The appearance by Rumsfeld and three top generals, who at times made their cases with color charts on giant poster boards, marked the opening of a six-day push by the Bush administration to shore up confidence in its strategy in Iraq. President Bush plays host to Iraqi Prime Minister Ibrahim Jafari today and plans a major address Tuesday. Other administration officials are also expected to weigh in on the issue in coming days.

Salvaging public support on Iraq has grown in importance for the administration as it encounters mounting opposition on other fronts, including Bush's chief domestic priority of overhauling Social Security and the nomination of John R. Bolton to be ambassador to the United Nations.

Inside the opulent Senate Caucus Room on Thursday, longtime opponents of involvement in Iraq fired shots at Rumsfeld and criticized the Pentagon's post-invasion planning.

Sen. Robert C. Byrd (D-W.Va.) told Rumsfeld to "get off your high horse" and stop answering questions "with a sneer."

"The problem is, we didn't ask enough questions at the beginning of this war that we got into, Mr. Bush's war," Byrd said. "The press didn't ask enough questions. The Senate didn't ask enough questions…. That was wrong."

Yet amid the often contentious exchanges between lawmakers and the assembled Pentagon leadership were significant absences.

There were no demands for the Pentagon to increase the U.S. troop presence in Iraq, unlike previous visits by Rumsfeld and senior generals to Capitol Hill. Nor did lawmakers speak openly about an immediate troop withdrawal.

Instead there was widespread, if grudging, agreement that the only way ahead was the path already charted by the administration: training Iraqi security forces, pressing the fight against insurgents and leaning on Iraqi officials to speed up the building of democratic institutions.

"We have bought into a model that is extremely difficult, but the only answer, because you can't kill enough of these people," said Sen. Lindsey Graham (R-S.C.), referring to the insurgents. Graham also expressed concern about declining public support in his home state.

Democrats reserved some of their toughest rhetoric for Iraqi politicians, saying their lag in forming a government had squandered momentum after the Jan. 30 election and allowed insurgents to regroup.

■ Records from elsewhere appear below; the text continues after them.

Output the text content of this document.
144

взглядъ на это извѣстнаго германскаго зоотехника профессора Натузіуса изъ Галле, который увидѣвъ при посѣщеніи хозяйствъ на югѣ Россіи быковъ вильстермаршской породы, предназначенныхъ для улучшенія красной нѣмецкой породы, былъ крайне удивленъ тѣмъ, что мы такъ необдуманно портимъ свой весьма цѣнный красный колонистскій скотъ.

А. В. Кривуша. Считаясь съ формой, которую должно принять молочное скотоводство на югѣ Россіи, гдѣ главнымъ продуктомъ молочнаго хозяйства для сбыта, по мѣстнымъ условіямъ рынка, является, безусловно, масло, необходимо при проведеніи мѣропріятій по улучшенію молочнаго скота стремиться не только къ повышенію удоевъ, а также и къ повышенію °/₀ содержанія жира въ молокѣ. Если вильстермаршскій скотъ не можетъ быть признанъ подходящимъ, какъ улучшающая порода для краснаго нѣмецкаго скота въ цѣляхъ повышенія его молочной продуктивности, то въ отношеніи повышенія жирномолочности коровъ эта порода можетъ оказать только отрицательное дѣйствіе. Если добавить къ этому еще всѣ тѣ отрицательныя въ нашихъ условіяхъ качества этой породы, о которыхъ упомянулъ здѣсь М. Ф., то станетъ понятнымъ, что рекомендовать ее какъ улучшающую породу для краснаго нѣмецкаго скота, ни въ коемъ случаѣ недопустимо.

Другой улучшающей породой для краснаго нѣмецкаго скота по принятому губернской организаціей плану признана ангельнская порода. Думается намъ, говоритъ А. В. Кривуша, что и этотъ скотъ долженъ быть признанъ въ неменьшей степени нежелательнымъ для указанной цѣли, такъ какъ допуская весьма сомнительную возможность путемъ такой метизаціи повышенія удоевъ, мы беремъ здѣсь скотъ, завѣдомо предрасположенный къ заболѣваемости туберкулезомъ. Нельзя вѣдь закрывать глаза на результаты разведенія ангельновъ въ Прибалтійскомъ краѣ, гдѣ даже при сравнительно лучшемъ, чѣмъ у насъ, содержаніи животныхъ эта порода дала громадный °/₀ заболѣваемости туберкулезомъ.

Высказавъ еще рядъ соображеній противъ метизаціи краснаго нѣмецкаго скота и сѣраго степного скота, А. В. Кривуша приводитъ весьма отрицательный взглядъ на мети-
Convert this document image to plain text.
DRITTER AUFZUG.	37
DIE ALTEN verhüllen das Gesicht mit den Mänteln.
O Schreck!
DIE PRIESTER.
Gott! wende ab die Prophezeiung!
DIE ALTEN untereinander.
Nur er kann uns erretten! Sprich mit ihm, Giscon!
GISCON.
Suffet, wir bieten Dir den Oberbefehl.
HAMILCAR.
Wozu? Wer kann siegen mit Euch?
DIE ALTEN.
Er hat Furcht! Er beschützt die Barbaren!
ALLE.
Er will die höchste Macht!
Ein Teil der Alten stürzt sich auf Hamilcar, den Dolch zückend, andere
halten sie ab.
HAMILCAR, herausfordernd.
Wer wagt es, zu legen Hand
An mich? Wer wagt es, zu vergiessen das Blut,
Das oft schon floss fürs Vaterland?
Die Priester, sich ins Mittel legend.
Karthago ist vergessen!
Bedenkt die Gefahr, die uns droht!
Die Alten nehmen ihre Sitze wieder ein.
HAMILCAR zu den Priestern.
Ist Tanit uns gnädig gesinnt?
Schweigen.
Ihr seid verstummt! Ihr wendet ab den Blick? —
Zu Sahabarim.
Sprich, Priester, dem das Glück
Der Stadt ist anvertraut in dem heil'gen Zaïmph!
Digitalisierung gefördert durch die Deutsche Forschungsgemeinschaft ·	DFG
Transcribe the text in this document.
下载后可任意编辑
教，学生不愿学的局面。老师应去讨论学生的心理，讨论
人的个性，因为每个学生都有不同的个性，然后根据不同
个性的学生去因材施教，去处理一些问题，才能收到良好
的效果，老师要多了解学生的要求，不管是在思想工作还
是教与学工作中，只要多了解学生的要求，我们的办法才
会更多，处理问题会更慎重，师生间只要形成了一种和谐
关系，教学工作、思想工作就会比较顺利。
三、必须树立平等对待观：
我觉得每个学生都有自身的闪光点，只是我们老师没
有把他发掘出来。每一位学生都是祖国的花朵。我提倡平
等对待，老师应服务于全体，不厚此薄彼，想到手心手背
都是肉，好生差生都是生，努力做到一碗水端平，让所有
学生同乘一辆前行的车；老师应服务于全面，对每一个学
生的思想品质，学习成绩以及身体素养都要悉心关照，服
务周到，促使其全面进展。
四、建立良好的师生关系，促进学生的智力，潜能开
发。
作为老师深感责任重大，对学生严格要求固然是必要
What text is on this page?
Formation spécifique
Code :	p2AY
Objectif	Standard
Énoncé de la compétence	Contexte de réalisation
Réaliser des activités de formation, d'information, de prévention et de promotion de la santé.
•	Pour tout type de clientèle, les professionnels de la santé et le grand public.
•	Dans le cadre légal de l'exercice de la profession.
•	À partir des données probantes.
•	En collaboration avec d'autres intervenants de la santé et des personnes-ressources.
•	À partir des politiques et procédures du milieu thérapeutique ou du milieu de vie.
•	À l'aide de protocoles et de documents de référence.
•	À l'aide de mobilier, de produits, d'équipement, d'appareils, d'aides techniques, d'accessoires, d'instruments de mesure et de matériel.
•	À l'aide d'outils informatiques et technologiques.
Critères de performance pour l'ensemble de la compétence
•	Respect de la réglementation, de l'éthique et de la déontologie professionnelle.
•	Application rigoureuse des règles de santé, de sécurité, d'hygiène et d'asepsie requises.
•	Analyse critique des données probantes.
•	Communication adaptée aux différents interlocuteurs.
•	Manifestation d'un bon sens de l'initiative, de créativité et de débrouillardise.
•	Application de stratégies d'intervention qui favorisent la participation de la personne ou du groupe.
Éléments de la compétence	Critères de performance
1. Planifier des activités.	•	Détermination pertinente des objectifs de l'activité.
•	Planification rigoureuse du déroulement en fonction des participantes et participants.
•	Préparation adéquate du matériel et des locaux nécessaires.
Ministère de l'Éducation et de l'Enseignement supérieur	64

One top Democrat suggested that Washington give the Iraqi government an ultimatum: If Iraqis miss upcoming deadlines for ratifying a constitution and holding national elections, the United States will consider setting a timetable for pulling out its troops.

"The United States needs to tell the Iraqis and the world that if that deadline is not met, we will review our position with all options open, including but not limited to, setting a timetable for withdrawal," said Sen. Carl Levin (D-Mich.), the senior Democrat on the Armed Services Committee.

On the eve of his meeting with Bush, Jafari said Thursday night that he hoped the Iraqi government would meet an Aug. 15 deadline for writing a new constitution. However, in remarks to the Council on Foreign Relations, Jafari also said that setting a timetable for a U.S. withdrawal would aid insurgents.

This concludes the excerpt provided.